Since the average American eats about 125 pounds of potatoes and potato products each year, Irish potatoes are one of America’s most popular vegetables. Irish potatoes are a cool season crop; they grow best in early spring and late fall when the days are warm and the nights are cool. Although the potato is a cool-season crop and the edible part of the plant is an underground stem called a tuber (not a root), the tops of the plant will not withstand frost. Potatoes need full sun for best production.
Soil Preparation and Fertilization
Potatoes do best in a loose, well-drained, slightly acid soil.

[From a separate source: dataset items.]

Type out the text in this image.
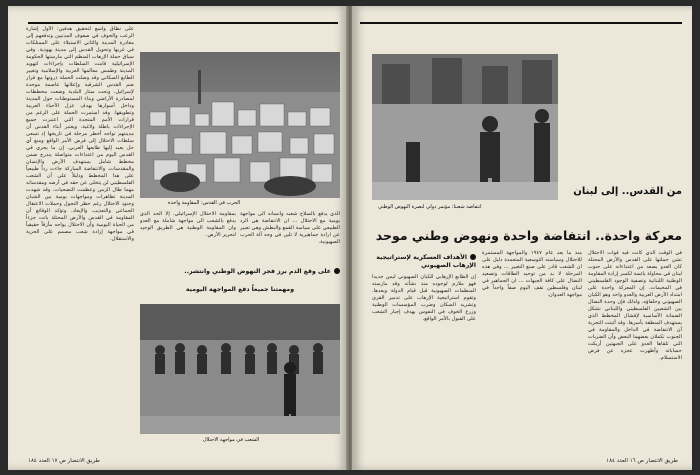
على نطاق واسع لتحقيق هدفين: الأول إشارة الرعب والخوف في صفوف المدنيين وتدفعهم إلى مغادرة المدينة والثاني الاستيلاء على الممتلكات في غربها وتحويل القدس إلى مدينة يهودية. وفي سياق حملة الإرهاب المنظم التي مارستها الحكومة الإسرائيلية قامت السلطات بإجراءات لتهويد المدينة وطمس معالمها العربية والإسلامية وتغيير الطابع السكاني وقد وصلت الحملة ذروتها مع قرار ضم القدس الشرقية وإعلانها عاصمة موحدة لإسرائيل. وتحت ستار البلدية وضعت مخططات لمصادرة الأراضي وبناء المستوطنات حول المدينة وداخل أسوارها بهدف عزل الأحياء العربية وتطويقها. وقد استمرت الحملة على الرغم من قرارات الأمم المتحدة التي اعتبرت جميع الإجراءات باطلة ولاغية. ويعتبر أبناء القدس أن مدينتهم تواجه أخطر مرحلة في تاريخها إذ تسعى سلطات الاحتلال إلى فرض الأمر الواقع ومنع أي حل يعيد إليها طابعها العربي. إن ما يجري في القدس اليوم من اعتداءات متواصلة يندرج ضمن مخطط شامل يستهدف الأرض والإنسان والمقدسات. والانتفاضة المباركة جاءت رداً طبيعياً على هذا المخطط ودليلاً على أن الشعب الفلسطيني لن يتخلى عن حقه في أرضه ومقدساته مهما طال الزمن وعظمت التضحيات. وقد شهدت المدينة تظاهرات ومواجهات يومية بين الشبان وجنود الاحتلال رغم حظر التجول وحملات الاعتقال الجماعي والتعذيب والإبعاد. وتؤكد الوقائع أن المقاومة في القدس والأرض المحتلة باتت جزءاً من الحياة اليومية وأن الاحتلال يواجه مأزقاً حقيقياً في مواجهة إرادة شعب مصمم على الحرية والاستقلال.
الحرب في القدس: المقاومة واحدة
الذي يدفع بالسلاح شعبه وانسانه الى مواجهة يومية مع الاحتلال ... ان الانتفاضة هي الرد الطبيعي على سياسة القمع والبطش وهي تعبير عن ارادة جماهيرية لا تلين في وجه آلة الحرب الصهيونية.
بمقاومة الاحتلال الإسرائيلي. إلا الحد الذي يدفع بالشعب الى مواجهة شاملة مع العدو وان المقاومة الوطنية هي الطريق الوحيد لتحرير الأرض.
على وقع الدم برز فجر النهوض الوطني وانتشر..
ومهمتنا جميعاً دفع المواجهة اليومية
الشعب في مواجهة الاحتلال
طريق الانتصار ص ١٧ العدد ١٨٤
انتفاضة شعبنا: مؤتمر دولي لنصرة النهوض الوطني
من القدس.. إلى لبنان
معركة واحدة.. انتفاضة واحدة ونهوض وطني موحد
في الوقت الذي كانت فيه قوات الاحتلال تشن حملتها على القدس والأرض المحتلة كان العدو يصعد من اعتداءاته على جنوب لبنان في محاولة يائسة لكسر إرادة المقاومة الوطنية اللبنانية وتصفية الوجود الفلسطيني في المخيمات. إن المعركة واحدة على امتداد الأرض العربية والعدو واحد وهو الكيان الصهيوني وحلفاؤه. ولذلك فإن وحدة النضال بين الشعبين الفلسطيني واللبناني تشكل الضمانة الأساسية لإفشال المخطط الذي يستهدف المنطقة بأسرها. وقد أثبتت التجربة أن الانتفاضة في الداخل والمقاومة في الجنوب تكملان بعضهما البعض وأن الضربات التي تلقاها العدو على الجبهتين أربكت حساباته وأظهرت عجزه عن فرض الاستسلام.
منذ ما بعد عام ١٩٤٧ والمواجهة المستمرة للاحتلال وسياسته التوسعية المتعمدة دليل على ان الشعب قادر على صنع التغيير ... وفي هذه المرحلة لا بد من توحيد الطاقات وتصعيد النضال على كافة الجبهات ... ان الجماهير في لبنان وفلسطين تقف اليوم صفاً واحداً في مواجهة العدوان.
الأهداف العسكرية لإستراتيجية الإرهاب الصهيوني
إن الطابع الإرهابي للكيان الصهيوني ليس جديداً فهو ملازم لوجوده منذ نشأته وقد مارسته المنظمات الصهيونية قبل قيام الدولة وبعدها. وتقوم استراتيجية الإرهاب على تدمير القرى وتشريد السكان وضرب المؤسسات الوطنية وزرع الخوف في النفوس بهدف إجبار الشعب على القبول بالأمر الواقع.
طريق الانتصار ص ١٦ العدد ١٨٤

Poorly drained soils often cause poor stands and low yields. Heavy soils can cause tubers to be small and rough.
Remove rocks, large sticks and trash from the soil before spading. Spade the soil 8-12 inches deep. Turn the soil over to cover all plant material. Work the soil into beds 10-12 inches high and 36 inches apart (see Figure 1). Bedding is very important for drainage.
Because potatoes need adequate fertilizer in early season, apply most of the fertilizer just before planting. Use 2 to 3 pounds of complete fertilizer such as 10-20-10 for each 30 feet of row in bands 2 inches to each side and 1 inch below the seed piece. The fertilizer should not touch the seed piece. To apply the fertilizer, flatten the beds so they are 6 to 8 inches high and 10 to 12 inches wide (see Figure 2).
Using the corner of a hoe or stick, open a trench about 4 inches deep on each side of the bed. Apply half of the fertilizer (about 2 cups for each 30 feet of row) in each trench. The seed pieces will be planted in a row between the two bands of fertilizer (see Figure 3).